As we creep ever closer to the dystopian future countless science fiction novels, films and TV shows fruitlessly attempted to warn us against, it’s important to note the key milestones we’ll one day look back on, likely while shackled to one another in the lithium mines, that helped usher in the era of our machine-learning overlords. It turns out we’re on the precipice of one such milestone right now, as the Pentagon will likely soon decide to begin deploying automated weaponry controlled by artificial intelligence.
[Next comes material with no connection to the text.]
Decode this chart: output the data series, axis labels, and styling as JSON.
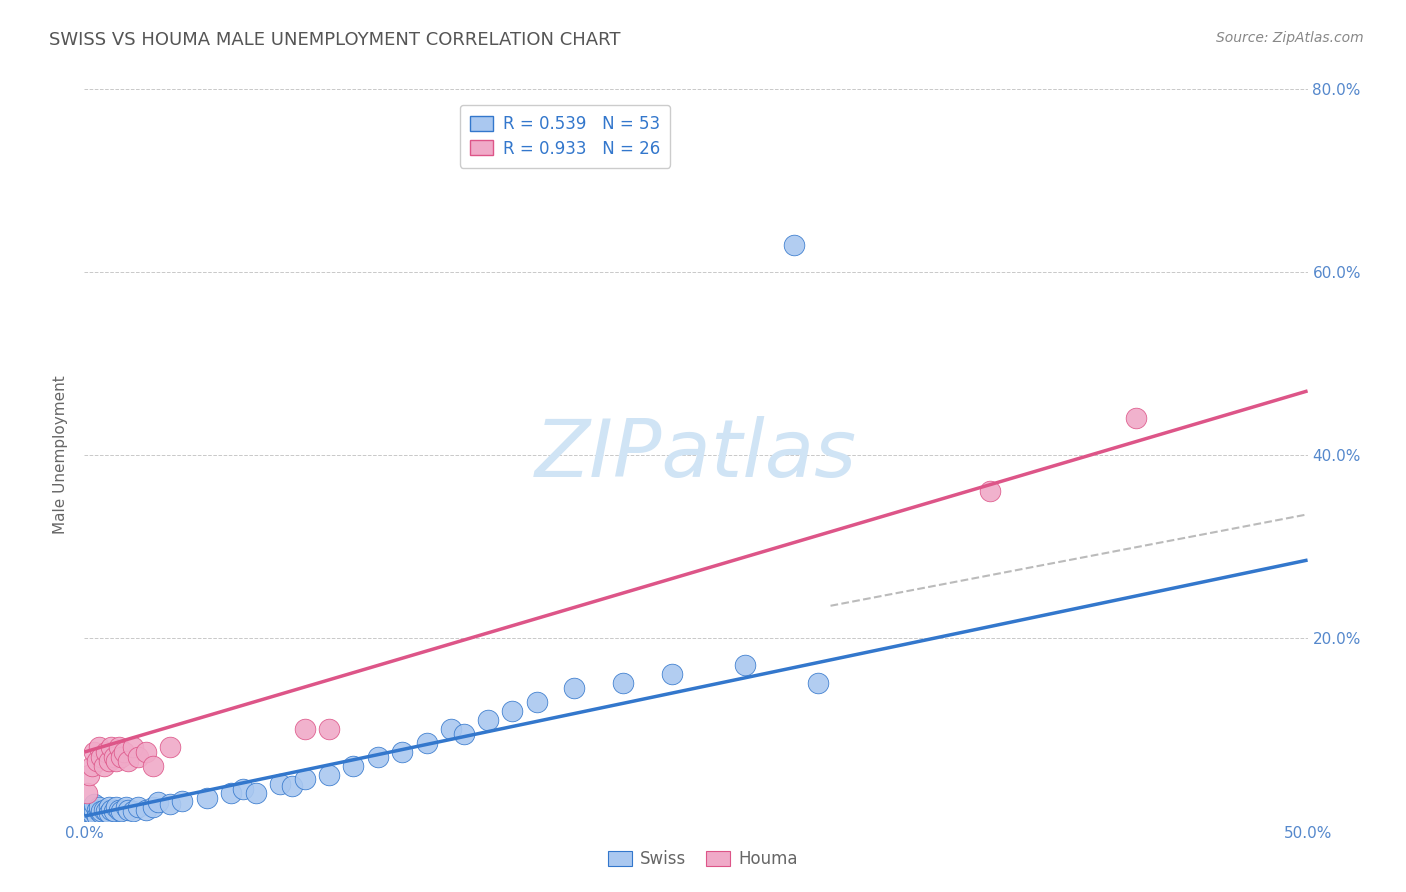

The objective, as explained by US Army Futures Command General John Murray to an audience at the US Military Academy last month, is to take the human element out of the decision-making process when it comes to raining down death on the enemy (or whoever the machines THINK is the enemy, anyway).
In this clip Cenk and Ana lament this brave new world of warmaking, where human frailty and the propensity to think twice before snuffing out the life of another sentient being will no longer represent a problem. Cenk points to research indicating that a majority of soldiers in World War I intentionally shot over the enemy’s head, even when they themselves were under fire, to confirm that people likely do harbor an innate disinclination to kill one another, but adds that this is more of a feature than a bug that needs to be squashed with a giant robotic foot.
Ana notes that the idea of removing human biases and decision-making from artificial intelligence is itself an example of flawed thinking, as studies have repeatedly shown that programmers’ personal prejudices inevitably manifest in the code they generate, often unwittingly transferring that biased thinking directly into the code running the AI programs. Just one example she cites is the way facial recognition technology routinely leads to accusations of criminality against innocent African-Americans.